Pour accélérer, l’État soutient de nouveaux actifs, comme un parc éolien de 224 MW à Bell Bay, et le Marinus Link, câble sous-marin qui reliera l’île au réseau électrique continental. Ces projets visent à sécuriser l’approvisionnement en énergie propre et à faciliter les exportations.
Un mouvement mondial plus large
L’intérêt pour le méthanol ne se limite pas à l’Australie. Des initiatives émergent ailleurs, par exemple à Dubaï où l’on expérimente des moteurs de nouvelle génération fonctionnant au méthanol, signe que l’écosystème technologique et industriel se met en place à l’échelle internationale.
Ce que cela change
- Pour les exportateurs : convertir l’hydrogène en méthanol vert réduit les coûts logistiques et rapproche l’offre des usages existants.
- Pour les secteurs difficiles à décarboner : le maritime, la chimie et, à terme, l’aérien disposent d’une molécule passerelle crédible.
- Pour la transition : on gagne du temps en utilisant des infrastructures connues tout en préparant l’arrivée d’autres vecteurs énergétiques.
Points de vigilance
- Assurer un approvisionnement durable en biomasse et en CO₂ biogénique ;
- Certifier la traçabilité et l’intensité carbone des molécules ;
- Étendre les capacités de bunkering méthanol dans les ports ;
- Maintenir un mix électrique vraiment bas-carbone pour la production d’hydrogène.
FAQ
Qu’est-ce que l’e‑méthanol par rapport au biométhanol ?

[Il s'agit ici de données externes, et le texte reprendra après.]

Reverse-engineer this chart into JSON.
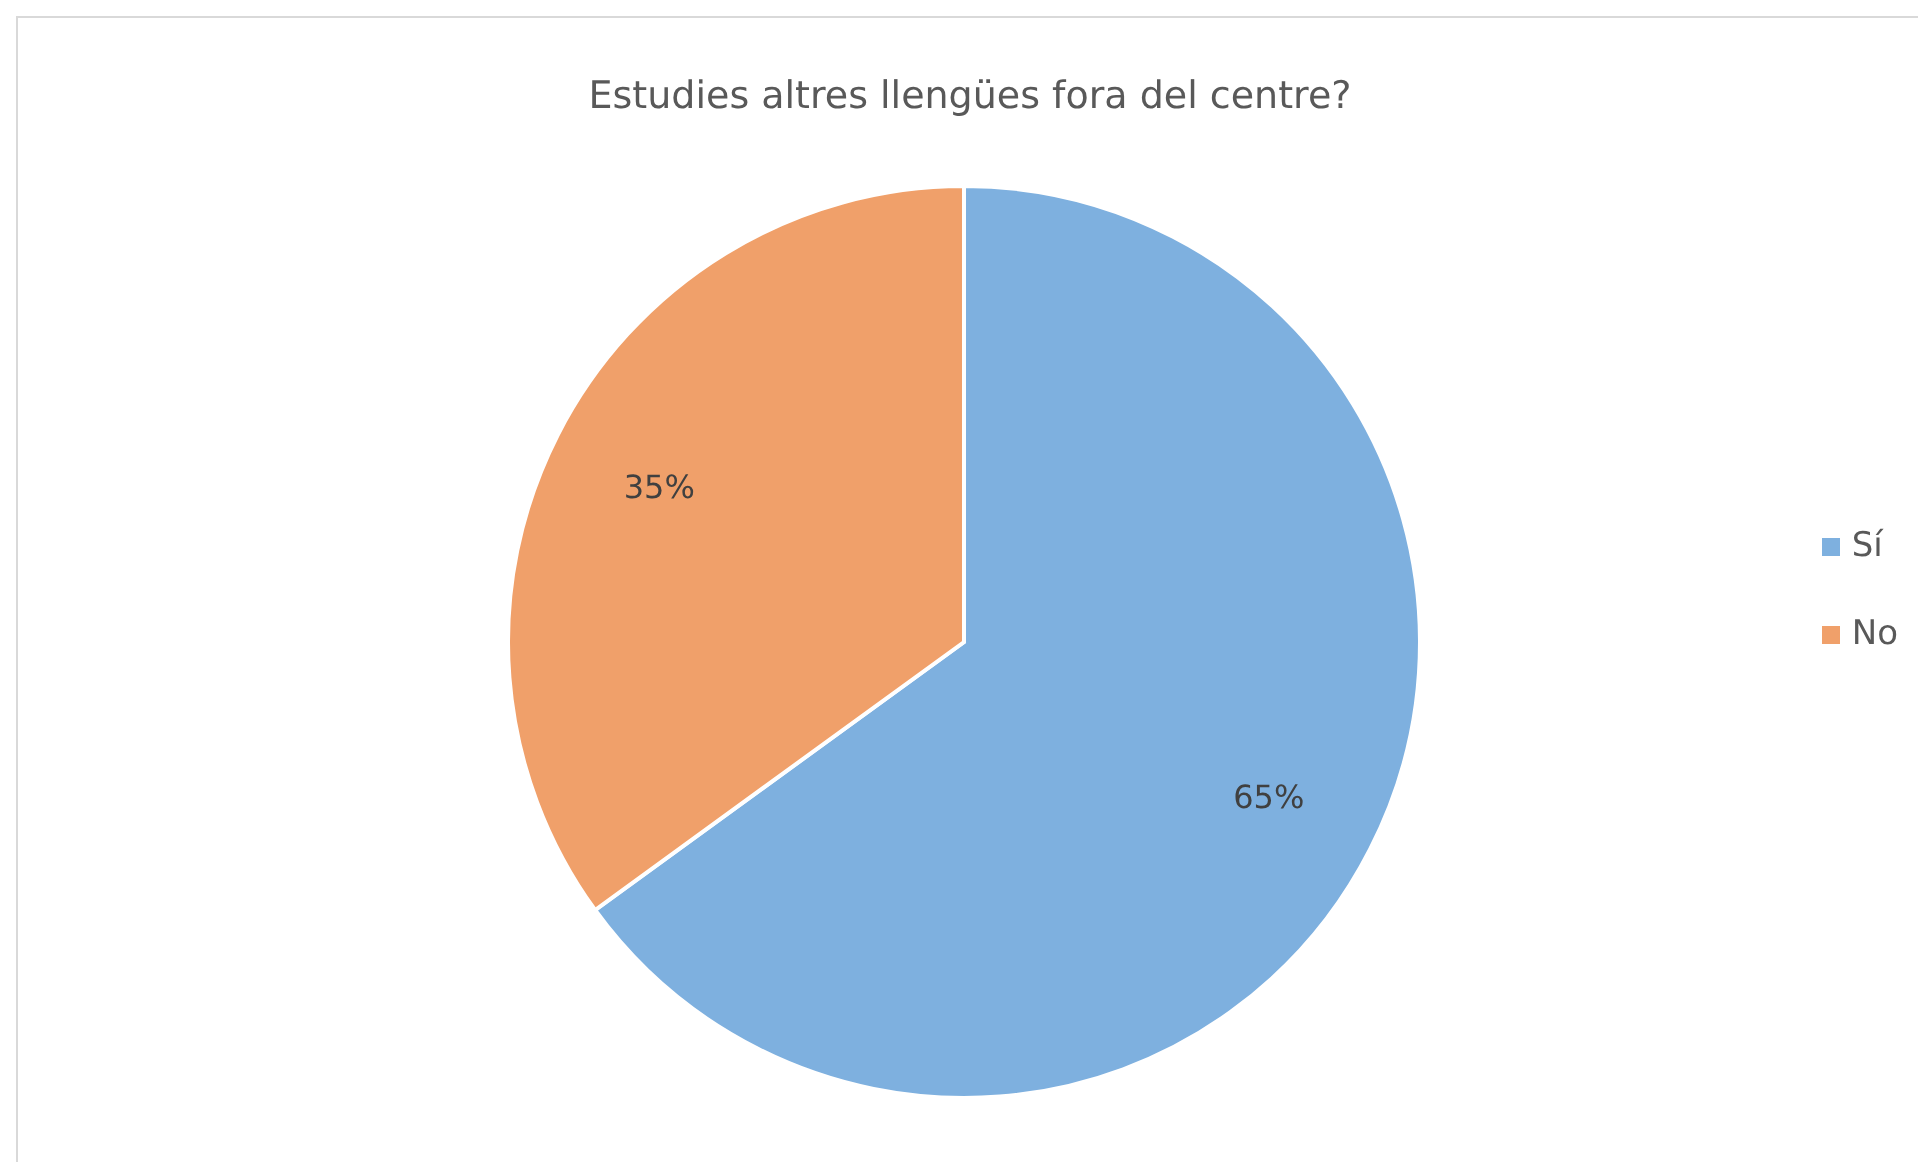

- L’e‑méthanol est produit avec de l’hydrogène vert et du CO₂ capté (idéalement biogénique ou atmosphérique). Le biométhanol provient de la gazéification ou fermentation de biomasse. Les deux peuvent être « verts » si leur bilan carbone est vérifié et durable.
Le méthanol est-il sûr à manipuler comme carburant ?
- Le méthanol est inflammable et toxique par ingestion ou inhalation. Il exige des procédures de sécurité adaptées : réservoirs étanches, ventilation, détection de fuites, formation des équipes. La filière dispose déjà de normes internationales de manutention.
Comment se compare l’efficacité hydrogène vs méthanol ?
- L’hydrogène a une excellente efficacité dans les piles à combustible, mais son stockage/transport est complexe. Le méthanol perd un peu d’efficacité globale, mais gagne en logistique et en intégration dans les usages actuels, ce qui peut accélérer l’adoption à grande échelle.
Quel est l’intérêt pour le transport maritime ?
- Le méthanol permet de réduire fortement les émissions et les polluants (soufre, particules). Des motoristes proposent déjà des moteurs dual-fuel ou dédiés au méthanol, et des armateurs passent commande de navires méthanol-ready, facilitant une transition rapide.
Quelles infrastructures portuaires sont nécessaires ?
- Des terminaux de stockage spécifiques, des pipelines ou camions-citernes pour l’avitaillement, des systèmes de sécurité adaptés et des procédures de bunkering standardisées. Plusieurs grands ports planifient ou déploient déjà ces équipements pour le méthanol.